26-07-2016 Борис Пильняк 342

О смысловой доминанте в рассказе Б. Пильняка «Метель»

О смысловой доминанте в рассказе Б. Пильняка «Метель»

С.Ю. Горинова

Борис Пильняк — один из тех писателей, чье творчество стало популярным в первые годы становления советской литературы и отразило стремительное движение истории. «Творение слова» превращалось в «человеческое сотворение мира».

«Россия», «Революция», «Метель» — сквозные лейтмотивы, определяющие идейнохудожественную проблематику как всех произведений Пильняка, так и смысловую структуру рассказа «Метель», созданного в 1921 г.

Писатель, активно использующий опыт предшественников, подчеркнуто обращается к метафоре, традиционной уже в то время для русской литературы: «революция-метель» — постоянный образ в поэзии и прозе 20-х годов, восходящий к ассоциативному ряду «революция — метель — бесы». На это обращается внимание и в самом повествовании: «Как — неповторимого — не повторить Пушкина?» Пильняк включает в текст строки из знаменитого пушкинского стихотворения «Бесы» для того, чтобы передать динамичность движения стихии, и привносит иной оттенок смысла: «Впрочем, не было луны; впрочем, были не только муть, но и мгла, и мга, и зги». Тем самым акцентируется внимание на передаче ощущения ужаса от неуправляемого вихревого снежного потока и от темноты беззвездной ночи, поглотившей, казалось бы, весь мир.
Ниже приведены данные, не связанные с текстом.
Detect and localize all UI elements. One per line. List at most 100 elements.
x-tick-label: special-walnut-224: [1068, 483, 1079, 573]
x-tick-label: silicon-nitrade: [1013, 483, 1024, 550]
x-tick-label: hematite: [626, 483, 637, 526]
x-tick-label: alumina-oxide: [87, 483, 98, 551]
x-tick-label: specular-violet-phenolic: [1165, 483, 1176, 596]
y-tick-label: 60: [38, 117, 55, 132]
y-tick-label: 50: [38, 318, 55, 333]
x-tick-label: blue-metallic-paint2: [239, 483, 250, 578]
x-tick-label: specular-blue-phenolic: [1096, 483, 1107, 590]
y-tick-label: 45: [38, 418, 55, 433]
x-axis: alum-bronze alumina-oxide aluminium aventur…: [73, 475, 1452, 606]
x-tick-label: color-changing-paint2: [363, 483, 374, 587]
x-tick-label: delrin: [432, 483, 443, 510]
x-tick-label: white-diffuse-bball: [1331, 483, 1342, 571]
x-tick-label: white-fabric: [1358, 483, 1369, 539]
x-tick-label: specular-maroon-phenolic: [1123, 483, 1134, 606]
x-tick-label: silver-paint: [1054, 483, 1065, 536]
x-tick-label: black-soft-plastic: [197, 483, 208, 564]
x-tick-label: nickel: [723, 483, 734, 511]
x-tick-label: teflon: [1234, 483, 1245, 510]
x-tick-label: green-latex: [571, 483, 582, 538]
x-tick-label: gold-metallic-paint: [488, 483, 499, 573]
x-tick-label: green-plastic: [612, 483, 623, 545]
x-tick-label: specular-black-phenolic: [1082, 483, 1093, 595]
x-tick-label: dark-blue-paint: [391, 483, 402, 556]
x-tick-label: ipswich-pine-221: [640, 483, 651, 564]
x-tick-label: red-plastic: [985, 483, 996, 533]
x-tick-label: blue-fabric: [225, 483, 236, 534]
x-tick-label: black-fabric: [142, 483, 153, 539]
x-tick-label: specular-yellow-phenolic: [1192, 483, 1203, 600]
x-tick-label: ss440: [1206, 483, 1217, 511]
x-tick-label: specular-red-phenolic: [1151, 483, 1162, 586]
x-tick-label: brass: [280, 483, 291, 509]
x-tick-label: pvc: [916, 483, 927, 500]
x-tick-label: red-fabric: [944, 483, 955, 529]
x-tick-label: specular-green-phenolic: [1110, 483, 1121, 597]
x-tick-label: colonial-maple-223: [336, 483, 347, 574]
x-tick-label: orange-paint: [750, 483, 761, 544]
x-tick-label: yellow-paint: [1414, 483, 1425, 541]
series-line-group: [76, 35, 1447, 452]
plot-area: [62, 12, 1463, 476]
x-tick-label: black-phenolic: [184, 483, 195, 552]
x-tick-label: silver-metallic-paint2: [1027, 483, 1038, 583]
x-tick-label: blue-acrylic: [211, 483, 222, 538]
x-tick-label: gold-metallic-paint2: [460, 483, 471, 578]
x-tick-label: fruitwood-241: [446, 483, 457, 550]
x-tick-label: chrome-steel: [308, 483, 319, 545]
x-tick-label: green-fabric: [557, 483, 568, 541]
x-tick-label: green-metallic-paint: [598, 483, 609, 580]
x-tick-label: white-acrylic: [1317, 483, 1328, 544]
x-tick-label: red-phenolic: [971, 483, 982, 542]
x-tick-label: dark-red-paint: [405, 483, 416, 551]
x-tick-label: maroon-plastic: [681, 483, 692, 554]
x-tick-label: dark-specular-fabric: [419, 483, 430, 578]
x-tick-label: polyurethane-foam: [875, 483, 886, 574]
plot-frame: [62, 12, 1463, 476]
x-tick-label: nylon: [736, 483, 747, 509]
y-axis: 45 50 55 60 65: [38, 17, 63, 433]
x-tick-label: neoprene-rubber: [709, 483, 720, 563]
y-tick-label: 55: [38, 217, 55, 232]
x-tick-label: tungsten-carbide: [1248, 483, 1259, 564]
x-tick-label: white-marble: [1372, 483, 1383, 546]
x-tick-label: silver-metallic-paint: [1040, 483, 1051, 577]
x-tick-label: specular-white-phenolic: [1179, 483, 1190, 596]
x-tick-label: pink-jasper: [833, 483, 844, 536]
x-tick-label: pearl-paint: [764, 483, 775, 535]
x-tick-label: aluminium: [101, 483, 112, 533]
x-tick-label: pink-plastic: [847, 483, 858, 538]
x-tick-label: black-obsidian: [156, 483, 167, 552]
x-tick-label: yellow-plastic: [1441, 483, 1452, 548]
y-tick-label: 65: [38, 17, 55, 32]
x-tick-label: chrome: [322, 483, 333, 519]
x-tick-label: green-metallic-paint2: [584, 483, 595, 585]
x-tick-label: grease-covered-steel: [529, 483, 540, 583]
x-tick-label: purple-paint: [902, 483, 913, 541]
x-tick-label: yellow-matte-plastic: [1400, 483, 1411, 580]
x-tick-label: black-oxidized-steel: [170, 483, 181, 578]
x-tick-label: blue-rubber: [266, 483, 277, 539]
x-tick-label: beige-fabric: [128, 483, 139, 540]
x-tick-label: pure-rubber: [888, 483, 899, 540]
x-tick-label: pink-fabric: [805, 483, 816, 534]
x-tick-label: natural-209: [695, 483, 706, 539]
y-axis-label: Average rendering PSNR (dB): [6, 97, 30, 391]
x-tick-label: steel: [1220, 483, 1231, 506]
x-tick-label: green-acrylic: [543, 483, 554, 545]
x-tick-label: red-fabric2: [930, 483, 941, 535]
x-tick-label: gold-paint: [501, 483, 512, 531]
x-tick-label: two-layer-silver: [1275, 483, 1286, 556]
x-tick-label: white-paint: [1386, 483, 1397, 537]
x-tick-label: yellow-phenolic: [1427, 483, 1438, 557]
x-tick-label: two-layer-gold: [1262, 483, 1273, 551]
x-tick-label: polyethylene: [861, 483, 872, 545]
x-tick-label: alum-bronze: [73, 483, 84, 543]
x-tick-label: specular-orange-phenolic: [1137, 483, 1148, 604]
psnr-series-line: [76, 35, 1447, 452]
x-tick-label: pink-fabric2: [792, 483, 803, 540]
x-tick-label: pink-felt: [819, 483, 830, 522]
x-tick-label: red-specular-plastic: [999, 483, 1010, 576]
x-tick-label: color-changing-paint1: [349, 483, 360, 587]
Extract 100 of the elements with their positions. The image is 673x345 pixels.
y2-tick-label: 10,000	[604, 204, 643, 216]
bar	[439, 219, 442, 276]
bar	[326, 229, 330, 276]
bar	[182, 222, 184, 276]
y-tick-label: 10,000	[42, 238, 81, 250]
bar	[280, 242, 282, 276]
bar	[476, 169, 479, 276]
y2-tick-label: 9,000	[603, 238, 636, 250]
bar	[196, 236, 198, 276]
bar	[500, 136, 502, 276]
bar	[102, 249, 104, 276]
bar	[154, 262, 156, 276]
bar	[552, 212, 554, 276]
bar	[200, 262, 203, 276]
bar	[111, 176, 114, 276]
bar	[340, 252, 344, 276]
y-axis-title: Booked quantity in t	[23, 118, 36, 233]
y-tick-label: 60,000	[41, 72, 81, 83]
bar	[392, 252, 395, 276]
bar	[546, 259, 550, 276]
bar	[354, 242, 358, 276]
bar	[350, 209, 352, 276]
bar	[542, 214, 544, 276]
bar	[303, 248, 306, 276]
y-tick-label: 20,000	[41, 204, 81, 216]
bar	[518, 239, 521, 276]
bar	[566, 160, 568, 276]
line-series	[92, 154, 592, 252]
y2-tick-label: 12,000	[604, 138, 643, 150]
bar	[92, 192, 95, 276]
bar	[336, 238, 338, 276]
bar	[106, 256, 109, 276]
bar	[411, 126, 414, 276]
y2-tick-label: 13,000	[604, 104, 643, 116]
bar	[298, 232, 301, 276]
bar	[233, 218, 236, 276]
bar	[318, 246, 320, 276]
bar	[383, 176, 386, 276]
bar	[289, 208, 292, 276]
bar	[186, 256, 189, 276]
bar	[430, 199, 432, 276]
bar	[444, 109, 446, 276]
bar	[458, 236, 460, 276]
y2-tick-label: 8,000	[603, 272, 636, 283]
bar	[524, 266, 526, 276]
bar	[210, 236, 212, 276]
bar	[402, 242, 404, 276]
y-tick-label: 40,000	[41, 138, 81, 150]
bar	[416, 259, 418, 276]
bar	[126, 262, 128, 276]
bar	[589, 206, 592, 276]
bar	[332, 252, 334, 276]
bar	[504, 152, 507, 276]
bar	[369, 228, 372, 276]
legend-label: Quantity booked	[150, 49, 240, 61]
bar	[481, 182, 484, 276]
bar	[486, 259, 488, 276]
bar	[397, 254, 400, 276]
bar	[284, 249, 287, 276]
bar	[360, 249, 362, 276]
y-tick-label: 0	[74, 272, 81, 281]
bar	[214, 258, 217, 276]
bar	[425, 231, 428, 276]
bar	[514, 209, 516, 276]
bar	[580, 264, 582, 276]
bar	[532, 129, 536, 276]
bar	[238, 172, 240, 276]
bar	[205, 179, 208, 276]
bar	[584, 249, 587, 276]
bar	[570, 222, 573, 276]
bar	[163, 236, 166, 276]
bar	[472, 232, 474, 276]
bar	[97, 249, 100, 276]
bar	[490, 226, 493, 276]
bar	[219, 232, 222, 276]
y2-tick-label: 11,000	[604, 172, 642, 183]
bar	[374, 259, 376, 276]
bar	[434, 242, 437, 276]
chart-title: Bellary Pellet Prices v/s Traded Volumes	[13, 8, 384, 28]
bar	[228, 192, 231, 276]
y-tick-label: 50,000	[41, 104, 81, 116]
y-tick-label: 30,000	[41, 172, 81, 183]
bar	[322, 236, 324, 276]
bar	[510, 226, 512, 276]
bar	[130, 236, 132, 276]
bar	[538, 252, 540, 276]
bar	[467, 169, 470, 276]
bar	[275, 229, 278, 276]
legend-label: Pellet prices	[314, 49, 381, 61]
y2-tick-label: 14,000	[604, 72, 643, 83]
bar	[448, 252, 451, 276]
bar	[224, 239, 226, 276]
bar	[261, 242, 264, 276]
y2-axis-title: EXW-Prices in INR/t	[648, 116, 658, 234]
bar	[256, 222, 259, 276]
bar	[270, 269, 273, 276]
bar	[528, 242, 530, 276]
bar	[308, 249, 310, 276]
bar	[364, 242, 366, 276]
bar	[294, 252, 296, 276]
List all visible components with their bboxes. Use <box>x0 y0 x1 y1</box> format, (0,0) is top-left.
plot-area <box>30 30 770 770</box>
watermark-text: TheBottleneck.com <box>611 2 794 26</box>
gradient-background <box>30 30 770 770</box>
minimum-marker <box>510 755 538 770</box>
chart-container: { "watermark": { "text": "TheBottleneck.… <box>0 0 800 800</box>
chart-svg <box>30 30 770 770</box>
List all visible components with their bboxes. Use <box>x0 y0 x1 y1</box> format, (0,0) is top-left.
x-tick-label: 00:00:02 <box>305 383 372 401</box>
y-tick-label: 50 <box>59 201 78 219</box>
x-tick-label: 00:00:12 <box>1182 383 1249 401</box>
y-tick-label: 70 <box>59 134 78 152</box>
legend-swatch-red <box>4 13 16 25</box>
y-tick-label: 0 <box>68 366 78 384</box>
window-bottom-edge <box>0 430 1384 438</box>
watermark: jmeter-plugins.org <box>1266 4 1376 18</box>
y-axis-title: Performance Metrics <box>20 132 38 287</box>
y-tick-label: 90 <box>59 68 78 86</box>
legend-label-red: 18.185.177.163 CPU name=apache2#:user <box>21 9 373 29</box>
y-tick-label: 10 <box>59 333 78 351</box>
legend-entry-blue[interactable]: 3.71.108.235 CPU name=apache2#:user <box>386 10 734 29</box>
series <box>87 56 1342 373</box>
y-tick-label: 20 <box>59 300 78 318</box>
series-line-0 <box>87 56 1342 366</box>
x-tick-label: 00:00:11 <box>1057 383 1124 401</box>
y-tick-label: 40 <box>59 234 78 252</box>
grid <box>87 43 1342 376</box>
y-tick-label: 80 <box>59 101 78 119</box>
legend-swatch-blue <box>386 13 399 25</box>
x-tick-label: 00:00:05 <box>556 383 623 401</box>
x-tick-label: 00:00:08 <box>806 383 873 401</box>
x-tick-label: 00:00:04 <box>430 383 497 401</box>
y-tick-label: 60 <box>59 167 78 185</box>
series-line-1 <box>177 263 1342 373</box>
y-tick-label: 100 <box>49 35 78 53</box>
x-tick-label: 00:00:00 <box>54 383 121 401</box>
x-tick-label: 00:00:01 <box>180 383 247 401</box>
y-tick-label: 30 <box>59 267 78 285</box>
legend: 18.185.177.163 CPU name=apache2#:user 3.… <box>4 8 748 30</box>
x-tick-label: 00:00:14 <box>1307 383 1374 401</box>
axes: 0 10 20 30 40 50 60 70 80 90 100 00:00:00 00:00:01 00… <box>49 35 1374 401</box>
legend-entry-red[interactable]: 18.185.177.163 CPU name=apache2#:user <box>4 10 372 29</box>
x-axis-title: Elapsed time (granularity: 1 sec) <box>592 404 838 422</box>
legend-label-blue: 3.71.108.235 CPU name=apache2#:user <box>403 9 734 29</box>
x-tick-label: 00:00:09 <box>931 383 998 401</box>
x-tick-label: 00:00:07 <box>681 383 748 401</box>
Образ метели неожиданно приобретает блоковскую аранжировку: метель «на всем божьем свете».

Далее автор намечает еще один важный смысловой переход — от все нарастающего движения к состоянию абсолютного покоя: «И как не рассказать, — нерассказываемое, о том, как в метелях, в снегу, в вое ветра, в мчании, скачке и пляске... вдруг возникает абсолютный покой». Покой в контексте рассказа приобретает значение «тишины, неподвижности, недвижности», его переживает автор, вовлеченный в беспорядочное кружение самой метелью и радостно отдавшийся на волю стихии. Мгновение в вихревом потоке вырастает до размеров вечности, меняется ракурс изображения: сторонний наблюдатель превращается в участника бешеной пляски стихии, в повествовании явно проступает интонация «Кубка метелей» Андрея Белого: «Тема метелей — это смутно зовущий порыв... Куда? К жизни или смерти? К безумию или мудрости?». В описании города Пильняк намеренно усиливает статику, недвижность, вечность его существования, подчеркивая прямое лексическое значение глагола: «Город был», и тот проступает из мрака ночи, из снежного бурана, как будто противостоит разбушевавшейся стихии. Это пространство провинциального города, являющегося в творчестве писателя, по словам исследователя, «важной сферой столкновения разных идей, представлений о мире, пространством, полным противоречий и напряжений». Прочность городского бытия видимая. Революция перепутала и странно переплела ранее привычные отношения между людьми. В явном нарушении равновесия жизни «предметы приобретают новые значения, их функция как бы несоразмерно расширяется под влиянием устремленного на микромир писательского внимания».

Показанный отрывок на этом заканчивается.